Desmond Ranglin | Diaspora ready to turn Bull Bay into a beacon of hope
I am writing in response to the upsurge of violence in Bull Bay, Jamaica, and the security forces’ response to the problem. As a member of the Jamaican diaspora here in the United States, and as president of the Jamaican Association of Rhode Island, I would like to present some solutions to the problem of gun violence which, sadly, has plagued Bull Bay and its environs for generations. Kindly note that I am also vice-president/manager of a large financial institution. I am also writing as a former captain of the Bull Bay Football Club.
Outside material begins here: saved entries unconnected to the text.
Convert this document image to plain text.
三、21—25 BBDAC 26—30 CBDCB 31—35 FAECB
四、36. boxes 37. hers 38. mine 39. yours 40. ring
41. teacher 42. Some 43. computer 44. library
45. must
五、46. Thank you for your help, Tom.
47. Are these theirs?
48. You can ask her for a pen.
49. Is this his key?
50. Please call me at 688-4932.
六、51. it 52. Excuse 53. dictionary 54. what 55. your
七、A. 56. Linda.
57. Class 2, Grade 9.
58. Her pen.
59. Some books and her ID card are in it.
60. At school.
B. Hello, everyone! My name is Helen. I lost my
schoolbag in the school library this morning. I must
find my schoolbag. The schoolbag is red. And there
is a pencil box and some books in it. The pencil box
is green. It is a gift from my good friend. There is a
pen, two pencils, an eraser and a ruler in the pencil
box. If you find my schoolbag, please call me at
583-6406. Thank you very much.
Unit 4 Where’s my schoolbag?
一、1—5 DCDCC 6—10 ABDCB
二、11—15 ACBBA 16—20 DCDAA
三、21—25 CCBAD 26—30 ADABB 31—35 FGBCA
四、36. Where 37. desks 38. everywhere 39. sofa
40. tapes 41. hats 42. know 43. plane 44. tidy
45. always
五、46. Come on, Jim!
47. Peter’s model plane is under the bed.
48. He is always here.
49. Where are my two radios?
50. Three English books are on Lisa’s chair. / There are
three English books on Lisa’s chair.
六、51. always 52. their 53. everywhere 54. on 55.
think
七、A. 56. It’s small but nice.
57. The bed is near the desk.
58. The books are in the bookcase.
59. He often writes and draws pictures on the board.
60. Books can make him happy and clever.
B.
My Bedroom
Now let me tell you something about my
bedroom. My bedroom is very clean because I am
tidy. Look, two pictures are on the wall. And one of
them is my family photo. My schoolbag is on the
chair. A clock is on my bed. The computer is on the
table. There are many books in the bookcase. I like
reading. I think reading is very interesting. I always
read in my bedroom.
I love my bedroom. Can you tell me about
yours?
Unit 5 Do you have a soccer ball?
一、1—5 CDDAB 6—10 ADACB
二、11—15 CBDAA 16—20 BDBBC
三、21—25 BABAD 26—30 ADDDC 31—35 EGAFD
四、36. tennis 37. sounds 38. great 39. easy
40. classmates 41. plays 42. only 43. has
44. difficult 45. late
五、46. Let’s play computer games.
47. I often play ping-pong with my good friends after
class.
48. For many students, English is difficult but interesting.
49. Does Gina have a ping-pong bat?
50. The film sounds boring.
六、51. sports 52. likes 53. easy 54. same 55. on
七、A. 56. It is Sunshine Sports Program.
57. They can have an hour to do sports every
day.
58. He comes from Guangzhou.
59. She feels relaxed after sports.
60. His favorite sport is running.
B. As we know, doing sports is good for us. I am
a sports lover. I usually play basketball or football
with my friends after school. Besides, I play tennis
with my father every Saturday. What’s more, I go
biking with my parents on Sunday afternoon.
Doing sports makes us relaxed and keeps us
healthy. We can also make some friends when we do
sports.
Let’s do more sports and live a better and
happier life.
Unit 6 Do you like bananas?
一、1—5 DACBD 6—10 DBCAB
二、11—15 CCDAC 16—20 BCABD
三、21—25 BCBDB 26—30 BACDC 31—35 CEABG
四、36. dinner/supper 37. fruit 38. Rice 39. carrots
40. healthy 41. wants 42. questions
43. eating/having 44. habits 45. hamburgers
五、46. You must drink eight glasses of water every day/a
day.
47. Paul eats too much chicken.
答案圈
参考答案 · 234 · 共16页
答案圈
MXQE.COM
I welcome the presence of the local security forces and law-enforcement personnel in the community. It saddens me that there have been so many lost lives; these deaths could have been totally prevented. Although I left Bull Bay over 30 years ago, I have family and friends in the area and continue to play an active role in the community’s development.
Bull Bay is extremely important to me. I spent half of my life playing on the very same streets where the murders have been committed. It brings pain to my heart because one of the victims could have been me. These are the very same streets that I walked on from Eleven Miles to Nine Miles daily in order to play football and to keep me on the straight and narrow road.
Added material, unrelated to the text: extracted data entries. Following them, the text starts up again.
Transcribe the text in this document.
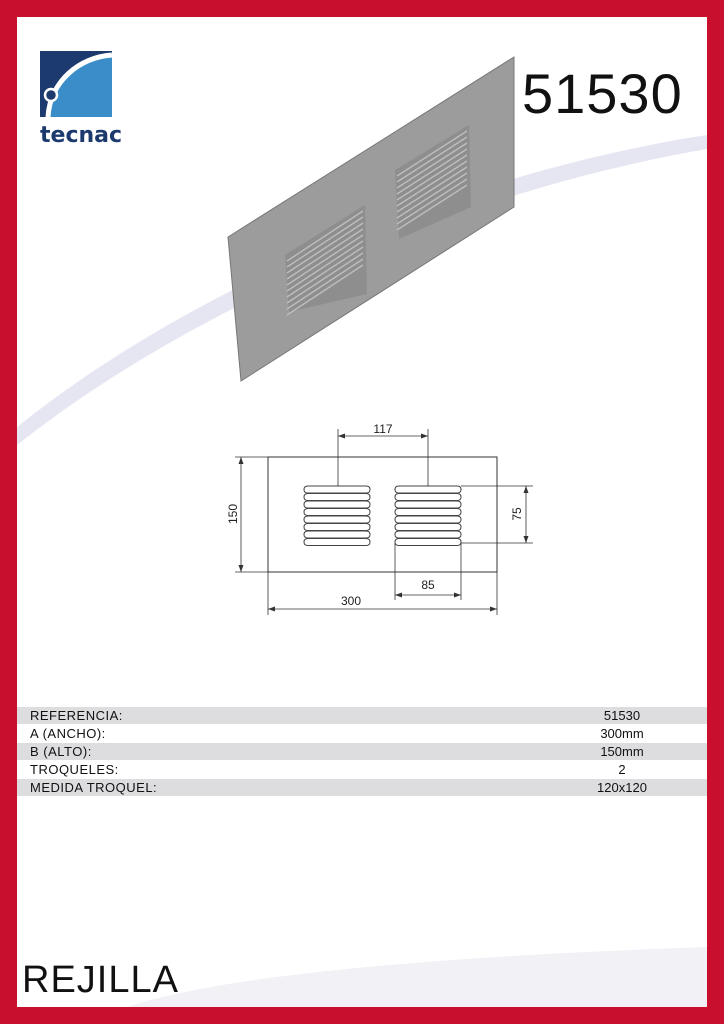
tecnac
51530
117
150	75
85
300
REFERENCIA:	51530
A (ANCHO):	300mm
B (ALTO):	150mm
TROQUELES:	2
MEDIDA TROQUEL:	120x120
REJILLA
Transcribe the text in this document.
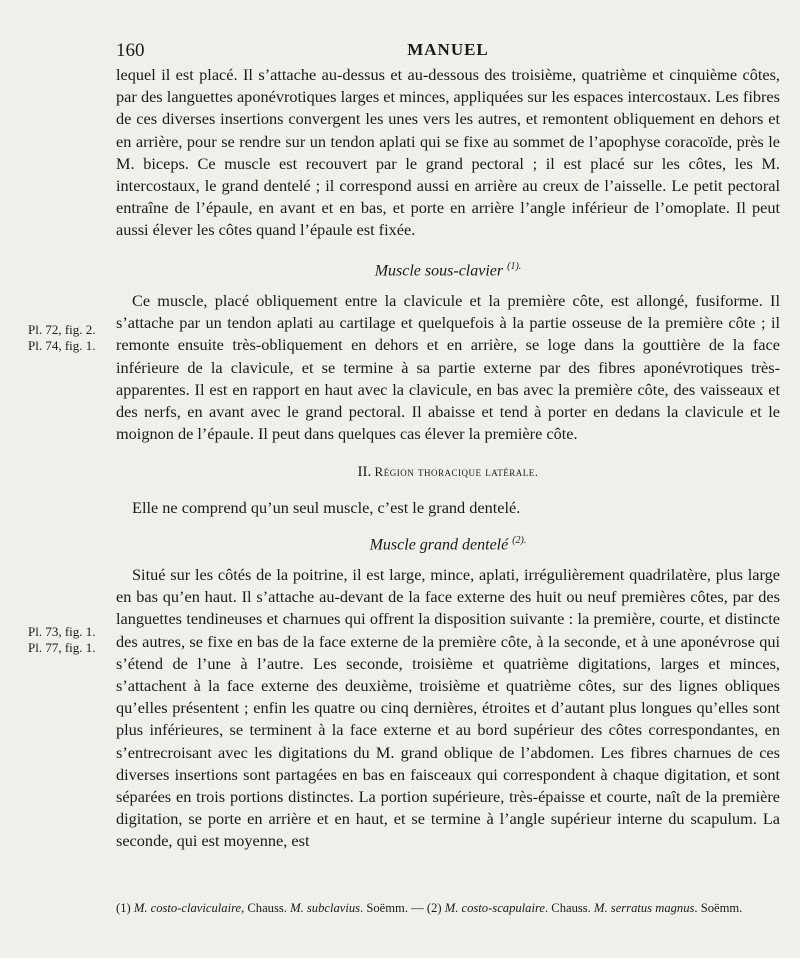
160	MANUEL

lequel il est placé. Il s’attache au-dessus et au-dessous des troisième, quatrième et cinquième côtes, par des languettes aponévrotiques larges et minces, appliquées sur les espaces intercostaux. Les fibres de ces diverses insertions convergent les unes vers les autres, et remontent obliquement en dehors et en arrière, pour se rendre sur un tendon aplati qui se fixe au sommet de l’apophyse coracoïde, près le M. biceps. Ce muscle est recouvert par le grand pectoral ; il est placé sur les côtes, les M. intercostaux, le grand dentelé ; il correspond aussi en arrière au creux de l’aisselle. Le petit pectoral entraîne de l’épaule, en avant et en bas, et porte en arrière l’angle inférieur de l’omoplate. Il peut aussi élever les côtes quand l’épaule est fixée.

Muscle sous-clavier $^{(1).}$

Ce muscle, placé obliquement entre la clavicule et la première côte, est allongé, fusiforme. Il s’attache par un tendon aplati au cartilage et quelquefois à la partie osseuse de la première côte ; il remonte ensuite très-obliquement en dehors et en arrière, se loge dans la gouttière de la face inférieure de la clavicule, et se termine à sa partie externe par des fibres aponévrotiques très-apparentes. Il est en rapport en haut avec la clavicule, en bas avec la première côte, des vaisseaux et des nerfs, en avant avec le grand pectoral. Il abaisse et tend à porter en dedans la clavicule et le moignon de l’épaule. Il peut dans quelques cas élever la première côte.

II. Région thoracique latérale.

Elle ne comprend qu’un seul muscle, c’est le grand dentelé.

Muscle grand dentelé $^{(2).}$

Situé sur les côtés de la poitrine, il est large, mince, aplati, irrégulièrement quadrilatère, plus large en bas qu’en haut. Il s’attache au-devant de la face externe des huit ou neuf premières côtes, par des languettes tendineuses et charnues qui offrent la disposition suivante : la première, courte, et distincte des autres, se fixe en bas de la face externe de la première côte, à la seconde, et à une aponévrose qui s’étend de l’une à l’autre. Les seconde, troisième et quatrième digitations, larges et minces, s’attachent à la face externe des deuxième, troisième et quatrième côtes, sur des lignes obliques qu’elles présentent ; enfin les quatre ou cinq dernières, étroites et d’autant plus longues qu’elles sont plus inférieures, se terminent à la face externe et au bord supérieur des côtes correspondantes, en s’entrecroisant avec les digitations du M. grand oblique de l’abdomen. Les fibres charnues de ces diverses insertions sont partagées en bas en faisceaux qui correspondent à chaque digitation, et sont séparées en trois portions distinctes. La portion supérieure, très-épaisse et courte, naît de la première digitation, se porte en arrière et en haut, et se termine à l’angle supérieur interne du scapulum. La seconde, qui est moyenne, est

Pl. 72, fig. 2.
Pl. 74, fig. 1.
Pl. 73, fig. 1.
Pl. 77, fig. 1.
(1) M. costo-claviculaire, Chauss. M. subclavius. Soëmm. — (2) M. costo-scapulaire. Chauss. M. serratus magnus. Soëmm.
The community has been stigmatised as being totally lawless, and some may even think nothing good comes from Bull Bay. However, despite the hardships, the area has cradled doctors, lawyers, teachers, managers, politicians, and law-abiding citizens.
What will happen to the youth of tomorrow if we all sit and do nothing or throw up our hands in the air? Bull Bay can, and must, become a shining light in Jamaica. Currently, and sadly, it is seen as a neglected haven for criminals, overshadowing the value and worth of its hard-working citizens. In order to restore long-term peace in our community, it is very important that both the private and public sectors pay special attention to the social and economic health of Bull Bay.
The opportunities for youth and their families are scarce. As a boy growing up in Bull Bay, there were four factories. Today, only one factory remains operational and it barely employs community residents. The infrastructure is considered among the worst in the country, and there are limited opportunities for the young men and women leaving high schools and colleges. The outlook is even bleaker for those not completing high school.
The truth is that businesses leave Bull Bay because for decades, the community has been neglected by both parties. Investors choose not to invest in a community where there is no available water supply even while water is transported out of the St Thomas area to more affluent areas of Kingston and St Andrew. The roads are dilapidated and only now has there been discussion, and probably movement, to fix the roads.
There needs to be robust social investment in Bull Bay. In the past, there was the Social Development Commission, which engaged the minds of young people in a positive way. Young people were encouraged to join and participate in various youth club activities such as football, cricket, or summer programmes. These have all but disappeared and we are left with communities infested with gun violence.
HEALTH ACCESS BULL BAY INTERNATIONAL
Readers may be asking, “What are we doing except writing?” My family and I continue to support our old neighbourhood. Each year, we have contributed financially to back-to-school and summer-engagement programmes. We have instituted a preventative programme, ‘Health Access Bull Bay International’, where we have partnered with the Ministry of Health to bring highly skilled and trained doctors to the community to provide free health screenings and free medications to citizens.
In addition to the proposals that I have outlined above, I firmly believe that the entire community needs to be involved to stop the bloodshed. This would not be a new approach, but one that we have used when there were upsurges in violence. I propose that the Church take a more active role in helping bridge the divide among warring factions.
Installing a police post at the Ten Miles Post Office would not only act as a deterrent to crime, but would also provide the opportunity for community policing.
I am hopeful that Bull Bay can be a safe place for its citizens again. It can be, as I mentioned earlier, a beacon of hope not just for its citizens, but a model for all other communities. It will not happen without intentional work. Here in the diaspora, we are ready to roll up our sleeves.